Mayor Bill de Blasio kept the Big Apple in the dark during Saturday’s blackout by not communicating enough with city residents amid the confusion, City Council Speaker Corey Johnson said Tuesday.
“One of the things that should’ve happened right away is there should’ve been communications from the mayor’s office in a similar way that other elected officials were doing because that’s not the hardest thing,” Johnson told Fox 5’s “Good Day New York” on Tuesday, referring to the absentee mayor campaigning for president in Iowa when a large swath of Manhattan went dark over the weekend.
“That’s a really important thing,” he said.
Johnson — who is running for mayor in 2021 and said he did not personally communicate with de Blasio during the blackout — was widely praised for keeping New Yorkers calm amid the darkness.
Johnson, too, was out of town on Long Island when the lights when out — but that didn’t stop him from doing his best to update New Yorkers while heading back to the Big Apple.
“I wasn’t in the city; I had just gotten to Long Island, but I got on the phone and I was tweeting updates as quickly as I could,” he said. “I was on the phone with the MTA. I was on the phone with Con [Edison]. I was on the phone with [the Office of Emergency Management].”
De Blasio tweeted 15 times throughout the blackout, with 11 of the posts being retweets of city agencies or himself. The first missive came at 8:22 p.m. — about two hours after the power failed.
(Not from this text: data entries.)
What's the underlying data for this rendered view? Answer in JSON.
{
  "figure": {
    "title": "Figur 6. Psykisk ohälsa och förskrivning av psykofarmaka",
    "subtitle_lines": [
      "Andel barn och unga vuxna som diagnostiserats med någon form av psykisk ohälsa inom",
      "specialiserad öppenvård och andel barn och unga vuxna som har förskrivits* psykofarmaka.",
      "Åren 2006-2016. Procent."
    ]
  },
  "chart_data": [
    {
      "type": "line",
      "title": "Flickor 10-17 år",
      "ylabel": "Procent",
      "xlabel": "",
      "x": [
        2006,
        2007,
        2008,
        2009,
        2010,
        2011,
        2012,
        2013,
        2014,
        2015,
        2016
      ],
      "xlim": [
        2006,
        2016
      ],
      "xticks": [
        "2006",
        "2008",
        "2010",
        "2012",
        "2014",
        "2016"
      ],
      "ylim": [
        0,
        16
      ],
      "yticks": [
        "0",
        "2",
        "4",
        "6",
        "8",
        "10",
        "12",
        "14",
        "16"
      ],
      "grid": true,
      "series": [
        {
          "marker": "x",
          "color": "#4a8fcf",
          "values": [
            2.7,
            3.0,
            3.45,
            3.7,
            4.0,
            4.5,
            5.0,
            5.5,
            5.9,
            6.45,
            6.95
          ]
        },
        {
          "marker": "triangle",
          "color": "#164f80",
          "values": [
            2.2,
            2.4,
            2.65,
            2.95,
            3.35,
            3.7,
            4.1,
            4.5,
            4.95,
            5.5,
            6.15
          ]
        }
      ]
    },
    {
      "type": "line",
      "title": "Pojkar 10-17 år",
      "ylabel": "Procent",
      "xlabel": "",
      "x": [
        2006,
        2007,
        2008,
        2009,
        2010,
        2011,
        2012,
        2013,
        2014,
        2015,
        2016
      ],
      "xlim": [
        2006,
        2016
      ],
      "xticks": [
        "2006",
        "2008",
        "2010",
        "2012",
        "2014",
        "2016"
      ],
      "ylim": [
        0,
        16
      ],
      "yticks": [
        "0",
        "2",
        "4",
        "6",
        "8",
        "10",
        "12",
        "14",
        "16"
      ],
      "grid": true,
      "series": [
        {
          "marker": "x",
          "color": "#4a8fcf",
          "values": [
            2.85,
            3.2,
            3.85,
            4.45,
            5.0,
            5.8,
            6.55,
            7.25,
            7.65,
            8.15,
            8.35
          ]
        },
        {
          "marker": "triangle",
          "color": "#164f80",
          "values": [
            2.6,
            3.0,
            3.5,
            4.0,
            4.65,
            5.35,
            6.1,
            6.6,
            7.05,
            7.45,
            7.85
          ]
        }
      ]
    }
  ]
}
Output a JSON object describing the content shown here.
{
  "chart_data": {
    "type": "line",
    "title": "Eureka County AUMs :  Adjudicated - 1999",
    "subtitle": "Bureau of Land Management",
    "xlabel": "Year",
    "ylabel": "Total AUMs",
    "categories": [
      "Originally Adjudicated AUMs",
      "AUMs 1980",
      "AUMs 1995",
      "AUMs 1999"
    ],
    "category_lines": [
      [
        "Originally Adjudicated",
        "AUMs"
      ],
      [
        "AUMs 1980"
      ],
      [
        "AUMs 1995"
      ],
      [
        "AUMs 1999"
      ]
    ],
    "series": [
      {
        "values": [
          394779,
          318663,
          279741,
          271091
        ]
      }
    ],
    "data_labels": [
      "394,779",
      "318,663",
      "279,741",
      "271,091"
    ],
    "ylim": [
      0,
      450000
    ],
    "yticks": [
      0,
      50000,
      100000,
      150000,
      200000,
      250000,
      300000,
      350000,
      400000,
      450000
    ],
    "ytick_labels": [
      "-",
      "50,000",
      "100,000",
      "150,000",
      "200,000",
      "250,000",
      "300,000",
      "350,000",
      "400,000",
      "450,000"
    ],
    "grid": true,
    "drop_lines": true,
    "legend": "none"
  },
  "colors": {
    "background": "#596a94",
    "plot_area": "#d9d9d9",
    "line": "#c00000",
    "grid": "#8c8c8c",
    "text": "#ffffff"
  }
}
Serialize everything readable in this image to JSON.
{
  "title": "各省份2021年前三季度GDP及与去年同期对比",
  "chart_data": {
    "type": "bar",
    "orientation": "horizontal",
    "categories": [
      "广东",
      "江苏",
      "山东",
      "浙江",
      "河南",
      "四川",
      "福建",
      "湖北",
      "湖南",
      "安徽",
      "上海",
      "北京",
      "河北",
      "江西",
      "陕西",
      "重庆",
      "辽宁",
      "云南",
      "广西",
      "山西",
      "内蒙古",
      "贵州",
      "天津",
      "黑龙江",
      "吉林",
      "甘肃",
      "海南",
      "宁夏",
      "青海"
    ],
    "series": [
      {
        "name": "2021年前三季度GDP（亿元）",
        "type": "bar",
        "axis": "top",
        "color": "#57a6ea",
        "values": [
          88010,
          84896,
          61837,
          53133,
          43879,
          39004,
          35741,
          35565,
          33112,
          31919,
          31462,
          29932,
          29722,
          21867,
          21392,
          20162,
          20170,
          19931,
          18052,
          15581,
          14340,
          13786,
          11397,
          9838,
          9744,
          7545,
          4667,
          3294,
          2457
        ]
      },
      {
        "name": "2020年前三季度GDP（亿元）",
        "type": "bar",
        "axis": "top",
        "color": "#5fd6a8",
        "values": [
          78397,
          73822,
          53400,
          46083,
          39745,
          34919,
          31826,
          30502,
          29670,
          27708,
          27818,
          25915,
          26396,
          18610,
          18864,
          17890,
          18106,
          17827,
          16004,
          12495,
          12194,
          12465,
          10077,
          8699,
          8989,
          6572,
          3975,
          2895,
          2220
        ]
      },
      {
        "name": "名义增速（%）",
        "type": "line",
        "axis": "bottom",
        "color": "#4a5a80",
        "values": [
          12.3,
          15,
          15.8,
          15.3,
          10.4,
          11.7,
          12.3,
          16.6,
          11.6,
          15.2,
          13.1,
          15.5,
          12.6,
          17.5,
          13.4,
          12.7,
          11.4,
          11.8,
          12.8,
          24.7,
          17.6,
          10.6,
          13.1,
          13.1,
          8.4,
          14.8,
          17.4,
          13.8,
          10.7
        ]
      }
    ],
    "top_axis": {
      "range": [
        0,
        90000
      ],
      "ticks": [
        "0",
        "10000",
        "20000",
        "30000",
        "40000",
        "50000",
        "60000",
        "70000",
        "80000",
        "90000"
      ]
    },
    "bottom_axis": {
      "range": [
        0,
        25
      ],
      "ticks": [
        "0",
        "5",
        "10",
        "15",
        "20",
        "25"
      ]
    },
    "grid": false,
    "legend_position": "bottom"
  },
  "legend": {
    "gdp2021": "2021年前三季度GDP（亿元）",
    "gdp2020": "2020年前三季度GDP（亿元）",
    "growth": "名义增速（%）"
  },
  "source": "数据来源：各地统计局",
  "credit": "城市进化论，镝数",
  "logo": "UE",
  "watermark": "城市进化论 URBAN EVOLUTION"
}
Host Rosanna Scotto repeatedly asked about de Blasio’s sagging presidential campaign, but Johnson wouldn’t say whether Hizzoner should drop out of the race and concentrate on New York.
He did, however, acknowledge that de Blasio faces a tough road ahead.
“Running for president and being mayor of New York City is a very difficult balance because at any moment in time, something like this could happen,” he said.